The trial of Socrates took place over a nine-to-ten hour period in the People's Court, located in the agora, the civic center of Athens. The jury consisted of 500 male citizens over the age of thirty, chosen by lot. Most of the jurors were probably farmers. The jurors sat on wooden benches separated from the large crowd of spectators--including a twenty-seven-year-old pupil of Socrates named Plato--by some sort of barrier or railing.
Guilt Phase of Trial
The trial began in the morning with the reading of the formal charges against Socrates by a herald. The prosecution presented its case first. The three accusers, Meletus, Anytus, and Lycon, had a total of three hours, measured by a waterclock, to present from an elevated stage their argument for guilt. No record of the prosecution's argument against Socrates survives.
Easily the best known and most influential of the three accusers, Anytus, is widely believed to have been the driving force behind the prosecution of Socrates. Plato's Meno offers a possible clues as to the animosity between Anytus, a politician coming from a family of tanners, and Socrates. In the Meno, Plato reports that Socrates' argument that the great statesmen of Athenian history have nothing to offer in terms of an understanding of virtue enrages Anytus. Plato quotes Anytus as warning Socrates: "Socrates, I think that you are too ready to speak evil of men: and, if you will take my advice, I would recommend you to be careful." Anytus had an additional personal gripe concerning the relationship Socrates had with his son. Plato quotes Socrates as saying, "I has a brief association with the son of Anytus, and I found him not lacking in spirit." It is not known whether the relationship included sex, but Socrates--as were many men of the time in Athens--was bisexual and slept with some of his younger students. Anytus almost certainly disapproved of his son's relationship with Socrates. Adding to the displeasure of Anytus must have been the advice Socrates gave to his son. According to Xenophon, Socrates urged Anytus's son not to "continue in the servile occupation [tanning hides] that his father has provided for him." Without a "worthy adviser," Socrates predicted, he would "fall into some disgraceful propensity and will surely go far in the career of vice."

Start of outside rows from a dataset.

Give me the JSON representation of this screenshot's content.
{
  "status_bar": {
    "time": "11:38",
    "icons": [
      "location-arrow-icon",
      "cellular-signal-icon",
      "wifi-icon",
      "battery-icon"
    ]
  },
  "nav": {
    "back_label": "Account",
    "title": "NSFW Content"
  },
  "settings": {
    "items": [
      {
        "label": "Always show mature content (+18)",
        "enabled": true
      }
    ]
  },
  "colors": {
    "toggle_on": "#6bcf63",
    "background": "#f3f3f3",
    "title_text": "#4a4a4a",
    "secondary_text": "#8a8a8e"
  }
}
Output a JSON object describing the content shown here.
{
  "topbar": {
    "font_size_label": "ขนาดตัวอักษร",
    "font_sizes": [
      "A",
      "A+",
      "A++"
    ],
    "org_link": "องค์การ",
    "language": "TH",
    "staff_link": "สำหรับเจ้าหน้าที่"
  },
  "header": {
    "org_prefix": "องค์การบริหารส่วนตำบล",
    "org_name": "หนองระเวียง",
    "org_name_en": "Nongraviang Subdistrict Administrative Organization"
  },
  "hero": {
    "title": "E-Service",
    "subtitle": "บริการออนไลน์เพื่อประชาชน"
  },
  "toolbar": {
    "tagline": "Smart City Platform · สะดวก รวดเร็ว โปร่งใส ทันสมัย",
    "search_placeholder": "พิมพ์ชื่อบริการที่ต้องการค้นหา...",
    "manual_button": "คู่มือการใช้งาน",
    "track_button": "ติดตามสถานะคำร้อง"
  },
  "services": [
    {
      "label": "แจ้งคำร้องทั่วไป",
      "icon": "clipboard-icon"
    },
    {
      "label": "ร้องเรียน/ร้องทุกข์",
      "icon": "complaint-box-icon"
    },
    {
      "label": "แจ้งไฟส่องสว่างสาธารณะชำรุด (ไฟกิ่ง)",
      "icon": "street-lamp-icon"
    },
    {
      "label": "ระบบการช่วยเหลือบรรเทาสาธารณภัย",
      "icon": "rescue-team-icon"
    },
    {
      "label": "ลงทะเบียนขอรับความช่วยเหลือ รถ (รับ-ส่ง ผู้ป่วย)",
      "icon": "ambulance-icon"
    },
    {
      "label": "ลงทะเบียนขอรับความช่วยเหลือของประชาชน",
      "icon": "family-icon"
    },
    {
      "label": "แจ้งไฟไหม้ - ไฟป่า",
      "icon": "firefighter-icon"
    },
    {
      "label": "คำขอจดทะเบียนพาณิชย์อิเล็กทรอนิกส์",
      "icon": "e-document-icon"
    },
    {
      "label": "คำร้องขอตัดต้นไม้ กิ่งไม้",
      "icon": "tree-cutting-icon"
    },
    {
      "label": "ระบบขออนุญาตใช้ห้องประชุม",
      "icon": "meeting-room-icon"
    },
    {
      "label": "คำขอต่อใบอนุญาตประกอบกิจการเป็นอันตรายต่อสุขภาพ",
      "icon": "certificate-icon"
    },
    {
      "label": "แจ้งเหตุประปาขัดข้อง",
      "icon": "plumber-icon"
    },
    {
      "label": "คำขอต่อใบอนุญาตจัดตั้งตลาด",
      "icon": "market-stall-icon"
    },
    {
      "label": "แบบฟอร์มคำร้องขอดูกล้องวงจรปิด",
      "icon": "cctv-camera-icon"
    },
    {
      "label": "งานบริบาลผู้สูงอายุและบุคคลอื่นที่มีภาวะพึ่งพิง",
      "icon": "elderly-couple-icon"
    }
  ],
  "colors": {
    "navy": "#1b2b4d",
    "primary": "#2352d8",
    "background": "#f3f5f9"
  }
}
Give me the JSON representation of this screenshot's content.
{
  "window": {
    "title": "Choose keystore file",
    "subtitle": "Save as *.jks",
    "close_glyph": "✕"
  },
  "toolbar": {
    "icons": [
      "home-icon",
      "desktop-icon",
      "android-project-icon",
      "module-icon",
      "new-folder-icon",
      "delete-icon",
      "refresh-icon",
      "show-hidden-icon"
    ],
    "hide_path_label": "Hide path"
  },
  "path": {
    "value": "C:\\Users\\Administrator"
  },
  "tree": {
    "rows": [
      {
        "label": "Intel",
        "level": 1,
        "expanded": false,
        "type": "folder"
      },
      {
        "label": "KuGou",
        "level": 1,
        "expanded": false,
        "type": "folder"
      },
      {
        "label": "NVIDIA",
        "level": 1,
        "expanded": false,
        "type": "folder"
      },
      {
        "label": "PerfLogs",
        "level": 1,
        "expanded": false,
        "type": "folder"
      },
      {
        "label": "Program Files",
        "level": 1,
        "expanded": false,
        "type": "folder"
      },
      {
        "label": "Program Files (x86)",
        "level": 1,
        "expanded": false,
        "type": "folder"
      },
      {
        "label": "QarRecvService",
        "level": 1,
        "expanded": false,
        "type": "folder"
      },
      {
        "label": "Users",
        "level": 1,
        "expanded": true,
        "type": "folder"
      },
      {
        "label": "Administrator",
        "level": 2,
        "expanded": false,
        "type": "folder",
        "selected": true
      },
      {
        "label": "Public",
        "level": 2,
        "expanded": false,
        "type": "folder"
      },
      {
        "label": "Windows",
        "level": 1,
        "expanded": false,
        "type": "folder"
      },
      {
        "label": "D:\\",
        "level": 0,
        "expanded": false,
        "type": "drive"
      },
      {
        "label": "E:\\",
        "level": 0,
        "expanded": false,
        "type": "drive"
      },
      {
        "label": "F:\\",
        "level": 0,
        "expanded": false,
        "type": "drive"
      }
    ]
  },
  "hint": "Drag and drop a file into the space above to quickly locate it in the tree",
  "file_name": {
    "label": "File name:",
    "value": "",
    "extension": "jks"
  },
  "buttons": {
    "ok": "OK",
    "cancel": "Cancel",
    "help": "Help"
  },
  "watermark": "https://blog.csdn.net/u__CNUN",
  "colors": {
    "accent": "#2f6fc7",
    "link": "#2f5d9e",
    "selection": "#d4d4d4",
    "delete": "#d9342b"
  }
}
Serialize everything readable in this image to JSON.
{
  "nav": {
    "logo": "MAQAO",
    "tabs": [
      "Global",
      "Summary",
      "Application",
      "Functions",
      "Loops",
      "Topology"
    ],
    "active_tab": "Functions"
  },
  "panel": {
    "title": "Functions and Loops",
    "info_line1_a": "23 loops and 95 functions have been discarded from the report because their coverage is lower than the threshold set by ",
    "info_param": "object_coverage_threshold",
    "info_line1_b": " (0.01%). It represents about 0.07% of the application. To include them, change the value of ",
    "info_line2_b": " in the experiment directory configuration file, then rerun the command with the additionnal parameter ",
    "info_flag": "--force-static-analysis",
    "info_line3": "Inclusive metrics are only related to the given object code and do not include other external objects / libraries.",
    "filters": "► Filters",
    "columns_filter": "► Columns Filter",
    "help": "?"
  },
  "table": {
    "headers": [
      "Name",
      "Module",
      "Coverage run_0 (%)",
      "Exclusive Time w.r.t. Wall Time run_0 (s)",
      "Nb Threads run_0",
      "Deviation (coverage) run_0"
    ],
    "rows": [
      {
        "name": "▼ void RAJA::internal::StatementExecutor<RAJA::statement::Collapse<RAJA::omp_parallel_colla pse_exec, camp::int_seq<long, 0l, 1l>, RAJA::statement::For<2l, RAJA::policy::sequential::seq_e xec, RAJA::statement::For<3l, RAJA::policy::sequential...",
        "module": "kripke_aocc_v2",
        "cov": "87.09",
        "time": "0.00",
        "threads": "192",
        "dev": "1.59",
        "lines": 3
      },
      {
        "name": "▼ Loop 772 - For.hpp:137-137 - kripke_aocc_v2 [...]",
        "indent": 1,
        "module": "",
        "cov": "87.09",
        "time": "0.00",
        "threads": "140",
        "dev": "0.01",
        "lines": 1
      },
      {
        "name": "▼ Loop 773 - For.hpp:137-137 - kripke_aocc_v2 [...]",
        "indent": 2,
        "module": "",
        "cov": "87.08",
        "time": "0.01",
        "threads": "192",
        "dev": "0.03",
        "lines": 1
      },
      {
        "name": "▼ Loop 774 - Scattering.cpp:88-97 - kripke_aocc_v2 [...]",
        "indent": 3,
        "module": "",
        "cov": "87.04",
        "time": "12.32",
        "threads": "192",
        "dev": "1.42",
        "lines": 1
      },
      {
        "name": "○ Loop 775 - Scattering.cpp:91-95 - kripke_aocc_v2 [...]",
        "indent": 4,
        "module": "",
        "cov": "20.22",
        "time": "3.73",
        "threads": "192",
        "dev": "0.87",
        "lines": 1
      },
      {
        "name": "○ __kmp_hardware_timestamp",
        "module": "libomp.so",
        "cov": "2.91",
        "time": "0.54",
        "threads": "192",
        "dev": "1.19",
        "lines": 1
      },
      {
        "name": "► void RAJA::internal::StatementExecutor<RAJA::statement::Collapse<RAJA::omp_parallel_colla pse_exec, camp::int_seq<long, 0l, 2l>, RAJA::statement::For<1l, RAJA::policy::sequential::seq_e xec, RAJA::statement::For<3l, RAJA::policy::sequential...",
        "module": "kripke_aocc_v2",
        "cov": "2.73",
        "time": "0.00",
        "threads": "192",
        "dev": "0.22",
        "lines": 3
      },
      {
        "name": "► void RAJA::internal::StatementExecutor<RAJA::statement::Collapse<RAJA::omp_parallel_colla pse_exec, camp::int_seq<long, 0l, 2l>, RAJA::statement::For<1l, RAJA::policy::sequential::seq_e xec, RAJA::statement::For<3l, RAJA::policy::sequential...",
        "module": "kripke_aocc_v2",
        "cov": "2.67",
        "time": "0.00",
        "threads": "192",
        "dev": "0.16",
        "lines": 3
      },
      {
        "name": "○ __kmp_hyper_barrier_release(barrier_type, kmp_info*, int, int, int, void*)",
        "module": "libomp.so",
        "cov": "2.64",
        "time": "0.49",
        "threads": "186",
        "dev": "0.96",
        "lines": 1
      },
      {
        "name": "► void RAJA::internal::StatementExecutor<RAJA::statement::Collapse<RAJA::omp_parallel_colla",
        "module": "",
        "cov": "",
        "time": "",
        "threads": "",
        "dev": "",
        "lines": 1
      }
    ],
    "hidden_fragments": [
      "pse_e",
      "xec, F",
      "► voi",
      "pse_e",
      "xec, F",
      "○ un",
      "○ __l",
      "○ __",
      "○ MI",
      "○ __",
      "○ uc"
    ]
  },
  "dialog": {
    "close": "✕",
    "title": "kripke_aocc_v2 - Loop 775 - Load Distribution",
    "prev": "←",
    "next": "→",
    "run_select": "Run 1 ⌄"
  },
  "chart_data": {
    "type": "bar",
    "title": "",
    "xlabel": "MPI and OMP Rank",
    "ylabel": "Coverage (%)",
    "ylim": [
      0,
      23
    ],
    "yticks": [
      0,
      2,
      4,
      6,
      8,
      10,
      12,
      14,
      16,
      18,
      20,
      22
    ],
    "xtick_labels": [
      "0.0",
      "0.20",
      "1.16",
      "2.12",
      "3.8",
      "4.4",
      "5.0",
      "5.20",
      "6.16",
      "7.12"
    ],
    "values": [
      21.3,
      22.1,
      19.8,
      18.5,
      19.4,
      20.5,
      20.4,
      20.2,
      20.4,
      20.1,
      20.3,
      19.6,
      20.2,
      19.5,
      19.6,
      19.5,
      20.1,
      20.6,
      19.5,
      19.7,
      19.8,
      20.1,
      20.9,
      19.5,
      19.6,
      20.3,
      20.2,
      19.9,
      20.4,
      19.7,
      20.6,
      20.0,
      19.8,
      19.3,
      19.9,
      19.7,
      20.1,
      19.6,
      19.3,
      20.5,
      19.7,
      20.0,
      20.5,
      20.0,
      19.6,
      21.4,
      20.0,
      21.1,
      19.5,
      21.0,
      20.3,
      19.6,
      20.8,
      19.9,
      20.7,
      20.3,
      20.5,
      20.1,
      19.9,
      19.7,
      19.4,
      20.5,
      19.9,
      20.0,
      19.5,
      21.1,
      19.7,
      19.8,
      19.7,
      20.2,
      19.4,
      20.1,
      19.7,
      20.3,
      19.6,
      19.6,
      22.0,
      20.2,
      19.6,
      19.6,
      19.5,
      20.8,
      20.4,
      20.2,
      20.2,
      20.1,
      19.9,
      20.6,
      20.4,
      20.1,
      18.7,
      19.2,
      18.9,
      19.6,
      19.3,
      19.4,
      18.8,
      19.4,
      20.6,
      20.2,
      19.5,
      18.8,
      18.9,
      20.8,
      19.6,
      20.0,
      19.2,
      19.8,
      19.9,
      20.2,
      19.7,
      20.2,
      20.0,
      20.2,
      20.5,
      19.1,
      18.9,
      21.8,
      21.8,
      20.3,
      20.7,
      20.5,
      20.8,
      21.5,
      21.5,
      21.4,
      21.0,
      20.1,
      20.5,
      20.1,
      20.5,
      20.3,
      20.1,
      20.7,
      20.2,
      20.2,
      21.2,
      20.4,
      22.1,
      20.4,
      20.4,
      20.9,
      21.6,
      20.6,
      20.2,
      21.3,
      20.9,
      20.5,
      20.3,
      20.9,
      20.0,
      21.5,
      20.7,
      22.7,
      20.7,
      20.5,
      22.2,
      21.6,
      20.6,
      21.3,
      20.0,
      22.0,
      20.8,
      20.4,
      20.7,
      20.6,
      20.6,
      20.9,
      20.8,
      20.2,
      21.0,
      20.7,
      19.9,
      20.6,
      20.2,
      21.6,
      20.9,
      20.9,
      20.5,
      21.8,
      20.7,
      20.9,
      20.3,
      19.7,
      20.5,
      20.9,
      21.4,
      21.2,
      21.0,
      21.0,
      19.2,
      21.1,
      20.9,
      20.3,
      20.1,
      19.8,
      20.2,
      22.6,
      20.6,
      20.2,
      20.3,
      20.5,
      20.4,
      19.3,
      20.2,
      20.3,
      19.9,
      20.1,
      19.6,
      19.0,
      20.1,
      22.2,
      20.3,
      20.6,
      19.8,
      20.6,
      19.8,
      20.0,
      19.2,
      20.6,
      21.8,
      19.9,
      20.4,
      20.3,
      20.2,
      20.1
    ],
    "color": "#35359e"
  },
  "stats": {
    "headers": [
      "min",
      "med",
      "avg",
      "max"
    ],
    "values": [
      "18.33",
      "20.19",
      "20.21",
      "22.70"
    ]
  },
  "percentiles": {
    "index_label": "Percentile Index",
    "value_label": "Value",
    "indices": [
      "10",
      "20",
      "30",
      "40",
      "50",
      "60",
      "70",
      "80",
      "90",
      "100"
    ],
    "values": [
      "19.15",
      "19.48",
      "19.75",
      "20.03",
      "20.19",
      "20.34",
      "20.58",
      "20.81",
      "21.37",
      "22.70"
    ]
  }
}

It is a matter of dispute among historians whether the accusers focused more attention on the alleged religious crimes, or the alleged political crimes, of Socrates. I. F. Stone attaches far more significance to the political crimes, while other historians such as James A. Colaiaco, author of Socrates Against Athens, give more weight to the charge of impiety.
I. F. Stone argues that "Athenians were accustomed to hearing the gods treated disrespectfully in both the comic and tragic theatre." He points out that Aristophanes, in his Clouds, had a character speculating that rain was Zeus urinating through a sieve, mistaking it for a chamberpot--and that no one ever bothered to charge Aristophanes with impiety. Stone concludes: "One could in the same city and in the same century worship Zeus as a promiscuous old rake, henpecked and cuckolded by Juno or as Justice deified. It was the political, not the philosophical or theological, views of Socrates which finally got him into trouble."